There are many ways to achieve robust detection of malicious or potentially malicious cyber activity in an organisation. But increasingly you hear of the terms “Machine Learning” and “Artificial Technologies” from security technology vendors and suppliers as the solution. The pitch is then often accompanied with vigorous justification of the technical credibility and generally married with terms like “unsupervised” or “anomaly detection” to add a vague complexity to the product or service.

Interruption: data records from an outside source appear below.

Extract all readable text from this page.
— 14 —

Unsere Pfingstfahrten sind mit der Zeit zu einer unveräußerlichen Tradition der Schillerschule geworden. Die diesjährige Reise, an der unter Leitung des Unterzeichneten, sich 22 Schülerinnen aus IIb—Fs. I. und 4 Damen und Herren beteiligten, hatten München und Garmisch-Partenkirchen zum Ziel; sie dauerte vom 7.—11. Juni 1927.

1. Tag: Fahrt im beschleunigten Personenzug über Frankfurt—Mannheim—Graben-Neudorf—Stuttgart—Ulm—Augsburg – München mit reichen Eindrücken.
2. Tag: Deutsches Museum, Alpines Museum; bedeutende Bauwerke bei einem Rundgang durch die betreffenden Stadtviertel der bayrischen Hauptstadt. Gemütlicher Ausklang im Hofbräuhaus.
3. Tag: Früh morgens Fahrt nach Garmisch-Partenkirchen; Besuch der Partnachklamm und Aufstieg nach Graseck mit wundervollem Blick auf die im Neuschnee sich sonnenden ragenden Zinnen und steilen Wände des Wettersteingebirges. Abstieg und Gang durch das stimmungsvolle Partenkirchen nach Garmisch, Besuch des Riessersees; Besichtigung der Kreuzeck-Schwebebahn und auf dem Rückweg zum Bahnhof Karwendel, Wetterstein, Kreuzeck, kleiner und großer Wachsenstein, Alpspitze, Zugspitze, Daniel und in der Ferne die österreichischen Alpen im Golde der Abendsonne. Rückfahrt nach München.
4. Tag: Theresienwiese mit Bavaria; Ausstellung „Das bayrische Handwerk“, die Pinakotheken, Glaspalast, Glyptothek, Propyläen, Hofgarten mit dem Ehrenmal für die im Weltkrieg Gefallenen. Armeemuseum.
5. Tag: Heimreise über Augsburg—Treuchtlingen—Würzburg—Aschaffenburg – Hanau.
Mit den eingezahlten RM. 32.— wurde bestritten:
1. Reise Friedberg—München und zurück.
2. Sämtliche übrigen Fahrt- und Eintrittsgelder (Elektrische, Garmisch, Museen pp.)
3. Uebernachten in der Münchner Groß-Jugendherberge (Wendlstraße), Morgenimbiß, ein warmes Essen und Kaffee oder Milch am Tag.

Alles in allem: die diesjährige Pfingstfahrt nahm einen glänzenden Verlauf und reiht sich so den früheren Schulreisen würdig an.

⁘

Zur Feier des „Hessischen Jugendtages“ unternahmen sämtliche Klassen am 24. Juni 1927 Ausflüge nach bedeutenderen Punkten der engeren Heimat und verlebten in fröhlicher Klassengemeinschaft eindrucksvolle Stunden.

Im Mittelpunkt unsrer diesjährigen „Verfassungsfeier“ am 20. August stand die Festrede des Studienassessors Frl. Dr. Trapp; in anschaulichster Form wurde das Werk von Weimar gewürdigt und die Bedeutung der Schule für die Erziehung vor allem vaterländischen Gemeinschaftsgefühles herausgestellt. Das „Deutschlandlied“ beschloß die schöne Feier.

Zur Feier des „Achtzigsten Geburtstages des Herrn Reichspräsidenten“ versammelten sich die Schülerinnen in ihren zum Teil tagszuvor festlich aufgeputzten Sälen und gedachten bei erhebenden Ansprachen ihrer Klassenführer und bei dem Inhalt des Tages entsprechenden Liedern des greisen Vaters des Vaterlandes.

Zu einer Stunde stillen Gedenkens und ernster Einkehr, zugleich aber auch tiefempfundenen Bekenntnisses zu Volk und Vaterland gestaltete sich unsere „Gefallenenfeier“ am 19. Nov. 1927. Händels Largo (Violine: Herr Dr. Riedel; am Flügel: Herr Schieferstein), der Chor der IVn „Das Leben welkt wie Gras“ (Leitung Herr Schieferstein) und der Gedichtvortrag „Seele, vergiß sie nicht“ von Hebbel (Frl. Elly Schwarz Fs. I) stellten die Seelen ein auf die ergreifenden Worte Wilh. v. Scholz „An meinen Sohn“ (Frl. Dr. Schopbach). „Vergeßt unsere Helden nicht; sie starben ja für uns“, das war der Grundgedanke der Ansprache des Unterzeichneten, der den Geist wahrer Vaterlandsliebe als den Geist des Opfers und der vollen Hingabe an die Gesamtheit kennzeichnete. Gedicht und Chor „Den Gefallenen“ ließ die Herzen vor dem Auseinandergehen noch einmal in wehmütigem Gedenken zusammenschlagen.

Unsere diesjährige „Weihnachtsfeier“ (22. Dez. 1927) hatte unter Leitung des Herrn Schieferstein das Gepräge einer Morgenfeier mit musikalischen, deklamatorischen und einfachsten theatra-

In reality though, behind the marketing, how practical is it use Machine Learning to perform good signal and low noise detection?

The problem space

First, before implementing anything, we need to determine the problem space we are trying to solve. Machine learning isn’t just something you turn on, it’s a set of tools that you can use to solve a specific problem. 

Our first bit of advice is that it shouldn’t be used on every problem – you wouldn’t hammer in a nail with a spanner!

The toolbox and its appropriateness

We need to consider if using machine learning is a good solution to our problem; computationally is it often more expensive to use an element of machine learning than more traditional techniques. So we should seek to implement simple solutions to problems where it is possible and using complex methods where things require it.

An example problem

For this example, we’ll select the problem of random file names. In a few instances, random file names are used by malware or implants when creating files on a disk.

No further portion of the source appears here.